E’ stato ascoltato questa mattina al bunker del carcere Ucciardone, Gianni De Gennaro, l’ex Capo della Polizia, nel ’93 alla Dia e oggi a capo di Finmeccanica. In aula erano presenti i pm Di Matteo, Del Bene, Teresi e Tartaglia.
De Gennaro ha iniziato la sua deposizione dalla strage di Capaci e dai suoi rapporti con il giudice Falcone. «Dopo la strage, la Dia cominciò a pensare che, a partire dall’omicidio Lima, era cominciata una sorta di escalation di violenza proveniente dall’organizzazione mafiosa. Una valutazione diversa rispetto a quella che era stata data dell’omicidio dell’europarlamentare ucciso nel marzo 1992: nell’immediatezza dei fatti, la sua uccisione destò grande preoccupazione perché erano imminenti le elezioni politiche, ma la lettura era che l’omicidio era da ricondurre ad una sorta di vendetta delle cosche mafiose in conseguenza della sentenza del maxiprocesso».
De Gennaro ha risposto anche in merito ai fatti avvenuti nel 1989, quando una bomba fu piazzata nella casa al mare del giudice Giovanni Falcone, nella borgata marinara dell’Addaura. Un attentato sventato. «Giovanni Falcone era preoccupato dall’attentato all’Addaura. Mi manifestò i suoi timori per il rischio, i pericoli, che correva per avere alzato il tiro delle sue indagini. In particolare quella che conduceva in collaborazione con un magistrato svizzero (Carla Del Ponte, ndr). Con Falcone ero legato anche da rapporti personali e familiari, era certamente turbato.

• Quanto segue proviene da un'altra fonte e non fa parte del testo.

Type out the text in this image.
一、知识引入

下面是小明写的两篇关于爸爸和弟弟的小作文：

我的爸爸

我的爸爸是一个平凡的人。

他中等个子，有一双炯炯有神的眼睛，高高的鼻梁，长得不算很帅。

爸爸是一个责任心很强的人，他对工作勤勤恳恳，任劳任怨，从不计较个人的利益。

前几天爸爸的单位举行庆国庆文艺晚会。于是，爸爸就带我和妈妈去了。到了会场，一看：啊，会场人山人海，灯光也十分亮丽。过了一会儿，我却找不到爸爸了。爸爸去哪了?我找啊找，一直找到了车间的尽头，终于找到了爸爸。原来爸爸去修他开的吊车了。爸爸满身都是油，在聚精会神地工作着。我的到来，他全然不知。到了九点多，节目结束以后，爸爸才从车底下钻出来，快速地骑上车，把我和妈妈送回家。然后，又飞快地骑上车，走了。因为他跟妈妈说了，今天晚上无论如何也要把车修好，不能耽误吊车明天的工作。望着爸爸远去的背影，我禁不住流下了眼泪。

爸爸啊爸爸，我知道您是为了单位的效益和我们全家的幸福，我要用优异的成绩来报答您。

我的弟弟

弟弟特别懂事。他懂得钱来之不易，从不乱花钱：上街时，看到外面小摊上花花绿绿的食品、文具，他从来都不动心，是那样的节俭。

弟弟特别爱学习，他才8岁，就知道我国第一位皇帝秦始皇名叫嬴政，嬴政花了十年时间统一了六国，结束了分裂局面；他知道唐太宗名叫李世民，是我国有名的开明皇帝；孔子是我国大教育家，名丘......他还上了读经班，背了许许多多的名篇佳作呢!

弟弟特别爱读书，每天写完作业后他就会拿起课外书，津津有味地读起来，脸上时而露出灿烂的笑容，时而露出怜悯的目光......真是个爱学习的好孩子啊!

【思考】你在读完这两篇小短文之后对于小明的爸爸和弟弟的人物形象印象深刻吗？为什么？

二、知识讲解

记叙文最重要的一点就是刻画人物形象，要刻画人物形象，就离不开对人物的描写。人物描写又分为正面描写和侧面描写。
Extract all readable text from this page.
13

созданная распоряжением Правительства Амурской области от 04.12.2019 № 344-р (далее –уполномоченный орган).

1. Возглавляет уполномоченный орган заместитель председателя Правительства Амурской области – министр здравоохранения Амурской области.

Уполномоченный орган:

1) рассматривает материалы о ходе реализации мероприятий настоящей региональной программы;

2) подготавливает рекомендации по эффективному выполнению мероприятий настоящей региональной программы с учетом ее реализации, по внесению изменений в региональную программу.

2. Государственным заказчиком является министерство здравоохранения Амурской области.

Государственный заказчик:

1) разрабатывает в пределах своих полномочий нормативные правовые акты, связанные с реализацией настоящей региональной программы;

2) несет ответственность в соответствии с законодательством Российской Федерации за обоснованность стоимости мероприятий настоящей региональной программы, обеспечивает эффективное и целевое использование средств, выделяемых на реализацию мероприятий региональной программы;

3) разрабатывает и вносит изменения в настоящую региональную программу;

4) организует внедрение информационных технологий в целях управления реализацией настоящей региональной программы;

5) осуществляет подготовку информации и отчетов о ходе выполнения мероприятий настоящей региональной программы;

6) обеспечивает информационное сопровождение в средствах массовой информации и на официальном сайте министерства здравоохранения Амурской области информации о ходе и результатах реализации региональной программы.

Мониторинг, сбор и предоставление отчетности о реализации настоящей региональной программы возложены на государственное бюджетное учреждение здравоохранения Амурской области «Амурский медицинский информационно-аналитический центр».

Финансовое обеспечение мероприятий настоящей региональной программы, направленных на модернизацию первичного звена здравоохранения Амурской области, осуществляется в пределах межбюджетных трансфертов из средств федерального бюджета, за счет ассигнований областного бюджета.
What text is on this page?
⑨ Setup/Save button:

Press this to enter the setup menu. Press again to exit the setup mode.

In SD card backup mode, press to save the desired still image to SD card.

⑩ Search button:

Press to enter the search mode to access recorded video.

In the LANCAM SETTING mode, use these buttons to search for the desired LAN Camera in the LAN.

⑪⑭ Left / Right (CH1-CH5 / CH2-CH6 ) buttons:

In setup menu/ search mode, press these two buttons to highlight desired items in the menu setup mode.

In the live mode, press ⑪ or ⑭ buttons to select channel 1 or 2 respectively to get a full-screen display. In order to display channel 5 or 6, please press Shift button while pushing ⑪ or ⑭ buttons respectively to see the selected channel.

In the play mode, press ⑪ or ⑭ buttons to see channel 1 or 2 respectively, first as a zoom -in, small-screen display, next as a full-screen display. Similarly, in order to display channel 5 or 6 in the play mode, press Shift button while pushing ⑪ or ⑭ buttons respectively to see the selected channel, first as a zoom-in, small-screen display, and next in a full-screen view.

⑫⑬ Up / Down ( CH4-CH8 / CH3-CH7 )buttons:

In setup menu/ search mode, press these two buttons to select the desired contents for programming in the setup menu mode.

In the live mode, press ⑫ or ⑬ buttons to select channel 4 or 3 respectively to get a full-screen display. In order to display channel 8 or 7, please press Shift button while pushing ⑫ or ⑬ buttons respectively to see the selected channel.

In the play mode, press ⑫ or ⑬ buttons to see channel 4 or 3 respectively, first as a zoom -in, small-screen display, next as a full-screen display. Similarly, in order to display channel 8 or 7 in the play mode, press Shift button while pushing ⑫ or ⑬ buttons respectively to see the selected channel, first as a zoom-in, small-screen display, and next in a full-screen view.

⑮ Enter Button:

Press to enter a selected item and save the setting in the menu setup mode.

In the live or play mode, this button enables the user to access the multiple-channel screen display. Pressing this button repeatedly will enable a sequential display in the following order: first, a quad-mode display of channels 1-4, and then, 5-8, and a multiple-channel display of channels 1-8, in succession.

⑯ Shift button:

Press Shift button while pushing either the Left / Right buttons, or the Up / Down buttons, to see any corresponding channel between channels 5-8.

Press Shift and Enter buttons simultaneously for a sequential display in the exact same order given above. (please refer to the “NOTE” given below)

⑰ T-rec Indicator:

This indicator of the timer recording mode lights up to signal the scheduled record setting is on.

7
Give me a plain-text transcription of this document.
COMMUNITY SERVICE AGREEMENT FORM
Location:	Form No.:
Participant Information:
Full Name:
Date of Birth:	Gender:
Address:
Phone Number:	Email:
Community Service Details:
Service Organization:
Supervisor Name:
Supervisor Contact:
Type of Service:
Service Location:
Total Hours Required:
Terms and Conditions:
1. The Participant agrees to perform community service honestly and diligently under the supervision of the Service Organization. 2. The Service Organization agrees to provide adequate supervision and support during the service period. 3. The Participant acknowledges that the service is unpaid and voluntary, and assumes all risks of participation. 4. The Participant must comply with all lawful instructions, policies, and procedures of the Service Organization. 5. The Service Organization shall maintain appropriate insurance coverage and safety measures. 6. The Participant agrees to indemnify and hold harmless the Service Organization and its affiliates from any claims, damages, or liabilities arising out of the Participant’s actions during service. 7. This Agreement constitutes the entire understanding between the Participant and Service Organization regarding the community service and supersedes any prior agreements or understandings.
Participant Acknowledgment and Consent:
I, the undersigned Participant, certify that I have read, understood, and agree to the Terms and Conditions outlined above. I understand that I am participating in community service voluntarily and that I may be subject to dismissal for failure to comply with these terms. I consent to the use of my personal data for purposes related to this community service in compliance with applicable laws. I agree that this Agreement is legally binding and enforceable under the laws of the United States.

Poi rispondendo alle domande del pm ha aggiunto «Per quel che ricordo nell’immediatezza dei fatti non fece alcun accenno a Bruno Contrada». «Ricordo che dopo la strage di Capaci il generale Subranni, capo del Ros, era rimasto particolarmente colpito dalle modalità tanto da chiedersi: ma siamo proprio sicuri che sia stata Cosa nostra?».
Le stragi mafiose del 1993 di Roma e Milano furono un ricatto allo Stato? «Non ricordo un termine del genere, si parlava di attacco allo Stato. Fu un’aggressione destabilizzante con una matrice da stabilire. Solo dopo la riunione del 10 agosto la pista mafiosa per quanto riguarda gli attentati in Continente, divenne più consistente».
Poi sulla strage di via D’Amelio ha dichiarato che «la valutazione era che quest’ultima fosse quasi inaspettata, una anomalia per una organizzazione come Cosa nostra che mirava a ottenere il migliore risultato con il minore danno. Sottolineammo subito l’anomalia della strage costata la vita al giudice Borsellino, perché capimmo che per la mafia era una sorta di boomerang. Infatti fece da acceleratore all’adozione di misure repressive che, fino ad allora, stentavano ad essere approvate. L’analisi che venne fatta – ha aggiunto – segnalò la preoccupazione di un futuro possibile attacco alle istituzioni e si valutò l’ipotesi che, proprio in ragione di quella anomalia notata, ci potesse essere la complicità di altre organizzazioni criminali».